Best way to merge external data into an OSM pbf

What are your recommendations on how to merge external data into an OSM pbf file?

My use case:

  • I have some data like a CSV with osm_id, osm_type, addiontal_tags
  • I want to add those additional_tags to an osm pbf
  • I would use this file with osm2pgsql to make decisions based on the osm tags and additional tags in LUA

I found that brouter has a process for that to add “pseudo tags” before importing the pbf into brouter.

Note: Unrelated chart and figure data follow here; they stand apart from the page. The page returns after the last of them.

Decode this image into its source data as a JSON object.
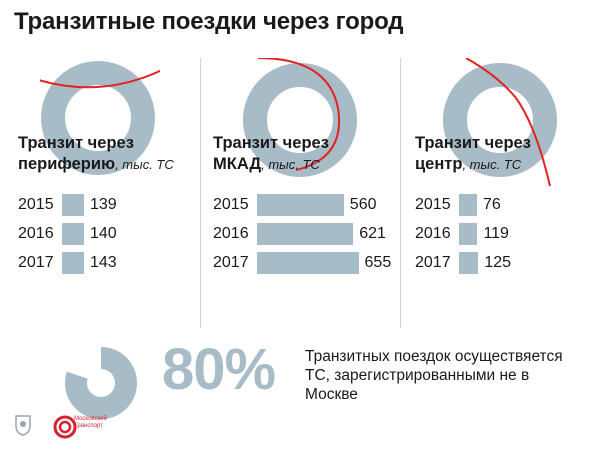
{
  "title": "Транзитные поездки через город",
  "colors": {
    "bar": "#a8bcc8",
    "route": "#e32222",
    "text": "#1a1a1a",
    "brand": "#d4232f"
  },
  "chart_data": [
    {
      "type": "bar",
      "title_main": "Транзит через",
      "title_sub": "периферию",
      "unit": ", тыс. ТС",
      "categories": [
        "2015",
        "2016",
        "2017"
      ],
      "values": [
        139,
        140,
        143
      ]
    },
    {
      "type": "bar",
      "title_main": "Транзит через",
      "title_sub": "МКАД",
      "unit": ", тыс. ТС",
      "categories": [
        "2015",
        "2016",
        "2017"
      ],
      "values": [
        560,
        621,
        655
      ]
    },
    {
      "type": "bar",
      "title_main": "Транзит через",
      "title_sub": "центр",
      "unit": ", тыс. ТС",
      "categories": [
        "2015",
        "2016",
        "2017"
      ],
      "values": [
        76,
        119,
        125
      ]
    }
  ],
  "summary": {
    "percent_value": 80,
    "percent_label": "80%",
    "note": "Транзитных поездок осуществяется ТС, зарегистрированными не в Москве"
  },
  "footer": {
    "brand_label_1": "Московский",
    "brand_label_2": "Транспорт"
  }
}
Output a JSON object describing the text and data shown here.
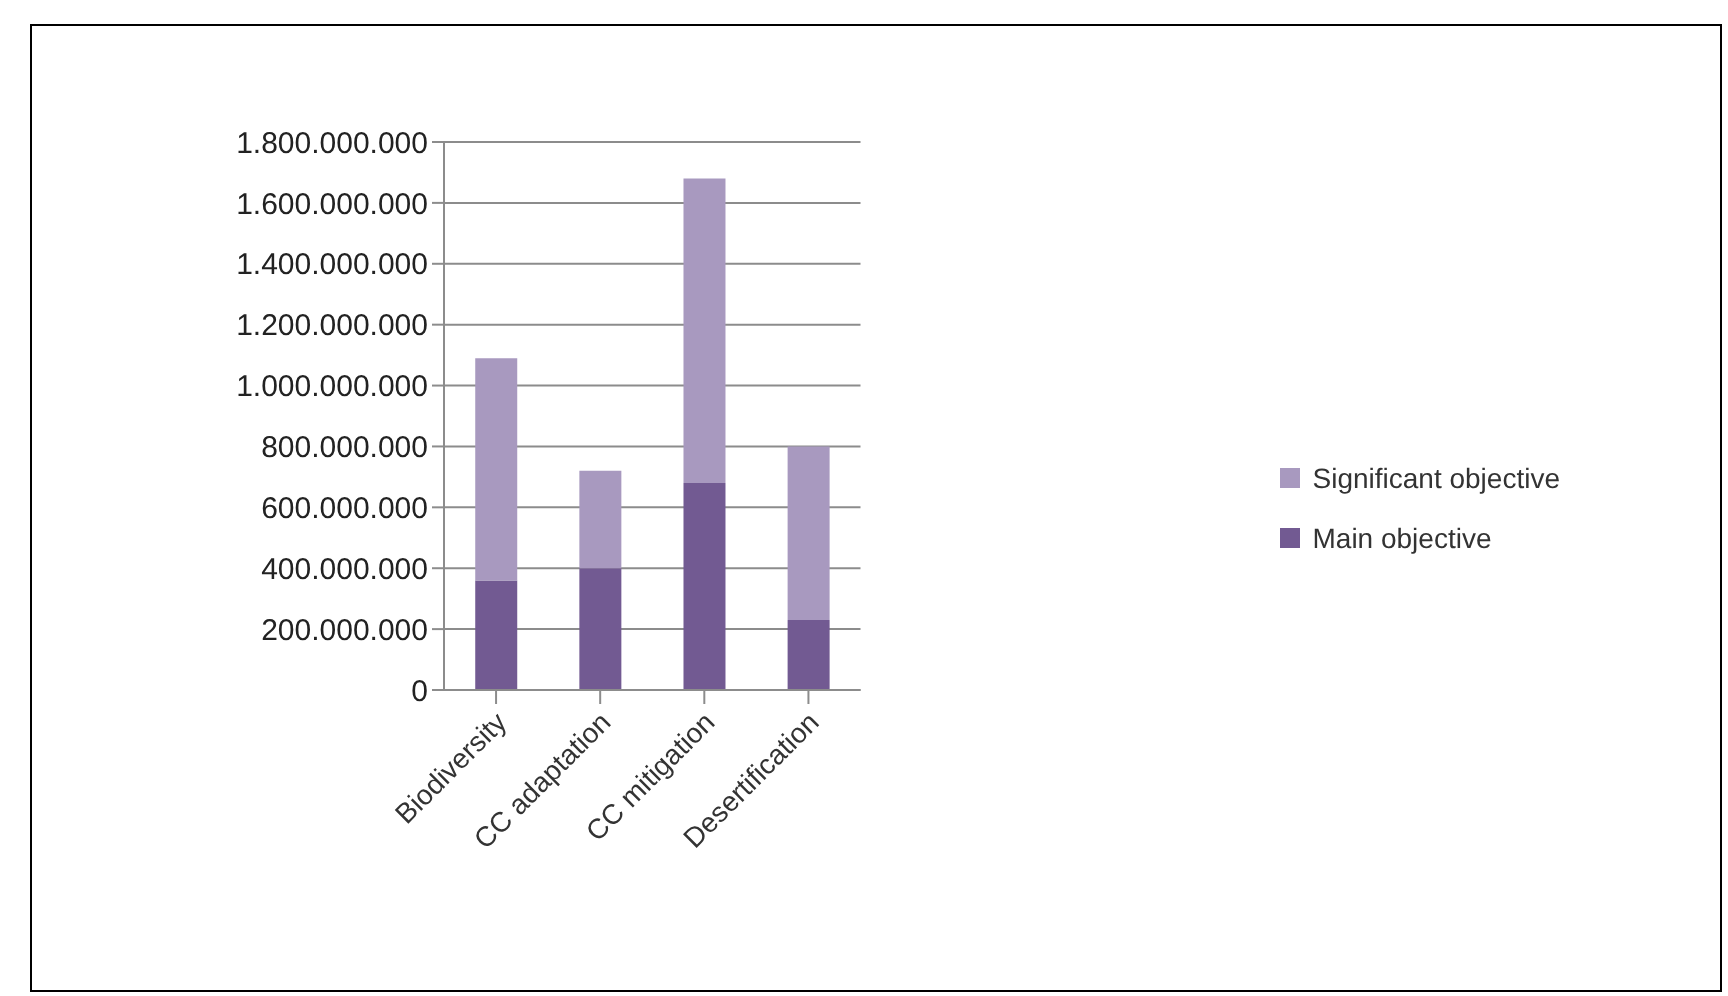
{
  "chart_data": {
    "type": "bar",
    "stacked": true,
    "categories": [
      "Biodiversity",
      "CC adaptation",
      "CC mitigation",
      "Desertification"
    ],
    "series": [
      {
        "name": "Main objective",
        "color": "#725a92",
        "values": [
          360000000,
          400000000,
          680000000,
          230000000
        ]
      },
      {
        "name": "Significant objective",
        "color": "#a899bf",
        "values": [
          730000000,
          320000000,
          1000000000,
          570000000
        ]
      }
    ],
    "ylim": [
      0,
      1800000000
    ],
    "yticks": [
      0,
      {
        "value": 200000000,
        "label": "200.000.000"
      },
      {
        "value": 400000000,
        "label": "400.000.000"
      },
      {
        "value": 600000000,
        "label": "600.000.000"
      },
      {
        "value": 800000000,
        "label": "800.000.000"
      },
      {
        "value": 1000000000,
        "label": "1.000.000.000"
      },
      {
        "value": 1200000000,
        "label": "1.200.000.000"
      },
      {
        "value": 1400000000,
        "label": "1.400.000.000"
      },
      {
        "value": 1600000000,
        "label": "1.600.000.000"
      },
      {
        "value": 1800000000,
        "label": "1.800.000.000"
      }
    ],
    "grid": "y",
    "legend": "right"
  }
}
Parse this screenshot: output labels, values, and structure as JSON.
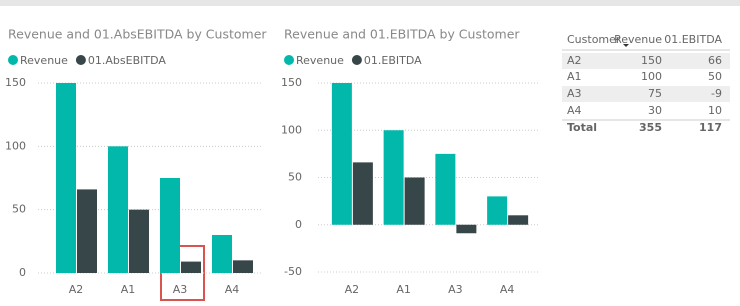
{
  "chart_data": [
    {
      "type": "bar",
      "title": "Revenue and 01.AbsEBITDA by Customer",
      "categories": [
        "A2",
        "A1",
        "A3",
        "A4"
      ],
      "series": [
        {
          "name": "Revenue",
          "color": "#01B8AA",
          "values": [
            150,
            100,
            75,
            30
          ]
        },
        {
          "name": "01.AbsEBITDA",
          "color": "#374649",
          "values": [
            66,
            50,
            9,
            10
          ]
        }
      ],
      "ylim": [
        0,
        150
      ],
      "yticks": [
        0,
        50,
        100,
        150
      ],
      "grid": true
    },
    {
      "type": "bar",
      "title": "Revenue and 01.EBITDA by Customer",
      "categories": [
        "A2",
        "A1",
        "A3",
        "A4"
      ],
      "series": [
        {
          "name": "Revenue",
          "color": "#01B8AA",
          "values": [
            150,
            100,
            75,
            30
          ]
        },
        {
          "name": "01.EBITDA",
          "color": "#374649",
          "values": [
            66,
            50,
            -9,
            10
          ]
        }
      ],
      "ylim": [
        -50,
        150
      ],
      "yticks": [
        -50,
        0,
        50,
        100,
        150
      ],
      "grid": true
    }
  ],
  "table": {
    "columns": [
      "Customer",
      "Revenue",
      "01.EBITDA"
    ],
    "rows": [
      [
        "A2",
        150,
        66
      ],
      [
        "A1",
        100,
        50
      ],
      [
        "A3",
        75,
        -9
      ],
      [
        "A4",
        30,
        10
      ]
    ],
    "total": [
      "Total",
      355,
      117
    ]
  }
}
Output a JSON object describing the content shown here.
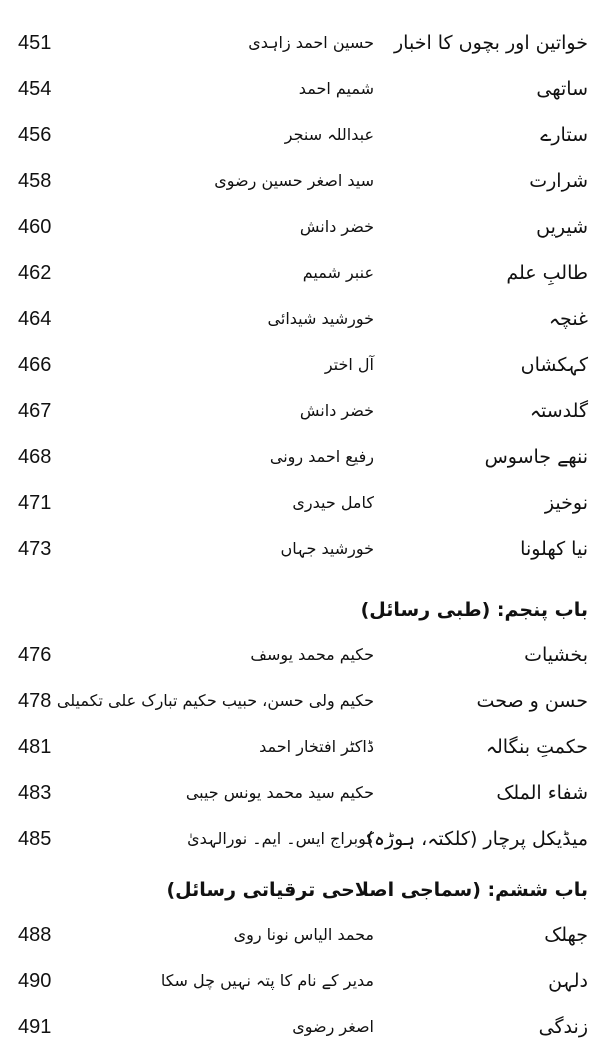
{
  "sections": [
    {
      "entries": [
        {
          "title": "خواتین اور بچوں کا اخبار",
          "editor": "حسین احمد زاہدی",
          "page": 451
        },
        {
          "title": "ساتھی",
          "editor": "شمیم احمد",
          "page": 454
        },
        {
          "title": "ستارے",
          "editor": "عبداللہ سنجر",
          "page": 456
        },
        {
          "title": "شرارت",
          "editor": "سید اصغر حسین رضوی",
          "page": 458
        },
        {
          "title": "شیریں",
          "editor": "خضر دانش",
          "page": 460
        },
        {
          "title": "طالبِ علم",
          "editor": "عنبر شمیم",
          "page": 462
        },
        {
          "title": "غنچہ",
          "editor": "خورشید شیدائی",
          "page": 464
        },
        {
          "title": "کہکشاں",
          "editor": "آل اختر",
          "page": 466
        },
        {
          "title": "گلدستہ",
          "editor": "خضر دانش",
          "page": 467
        },
        {
          "title": "ننھے جاسوس",
          "editor": "رفیع احمد رونی",
          "page": 468
        },
        {
          "title": "نوخیز",
          "editor": "کامل حیدری",
          "page": 471
        },
        {
          "title": "نیا کھلونا",
          "editor": "خورشید جہاں",
          "page": 473
        }
      ]
    },
    {
      "heading": "باب پنجم: (طبی رسائل)",
      "entries": [
        {
          "title": "بخشیات",
          "editor": "حکیم محمد یوسف",
          "page": 476
        },
        {
          "title": "حسن و صحت",
          "editor": "حکیم ولی حسن، حبیب حکیم تبارک علی تکمیلی",
          "page": 478
        },
        {
          "title": "حکمتِ بنگالہ",
          "editor": "ڈاکٹر افتخار احمد",
          "page": 481
        },
        {
          "title": "شفاء الملک",
          "editor": "حکیم سید محمد یونس جیبی",
          "page": 483
        },
        {
          "title": "میڈیکل پرچار (کلکتہ، ہوڑہ)",
          "editor": "کوبراج ایس۔ ایم۔ نورالہدیٰ",
          "page": 485
        }
      ]
    },
    {
      "heading": "باب ششم: (سماجی اصلاحی ترقیاتی رسائل)",
      "entries": [
        {
          "title": "جھلک",
          "editor": "محمد الیاس نونا روی",
          "page": 488
        },
        {
          "title": "دلہن",
          "editor": "مدیر کے نام کا پتہ نہیں چل سکا",
          "page": 490
        },
        {
          "title": "زندگی",
          "editor": "اصغر رضوی",
          "page": 491
        }
      ]
    }
  ]
}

Die Berechung der Welt, Generierung von Pseudo-Tags für den BRouter - media.ccc.de (Is that what they do? How?)

I found I could run a full osm2pgsql run, then add tags in SQL, then export this into a PBF again from Postgres following How can we export data from PostgreSQL database into *.osm.pbf? - #2 by Richard. I was hoping for a process that is a bit more direct and maybe faster?

I could probably create artificial changesets and apply those with osmium Osmium manual pages – osmium-apply-changes (1). That would probably work. (Any examples of this in action?) I assume those artificial changesets would then become the last change for those object (changing the last edit user, last edit timestamp, version) which would not be ideal (but maybe OK…)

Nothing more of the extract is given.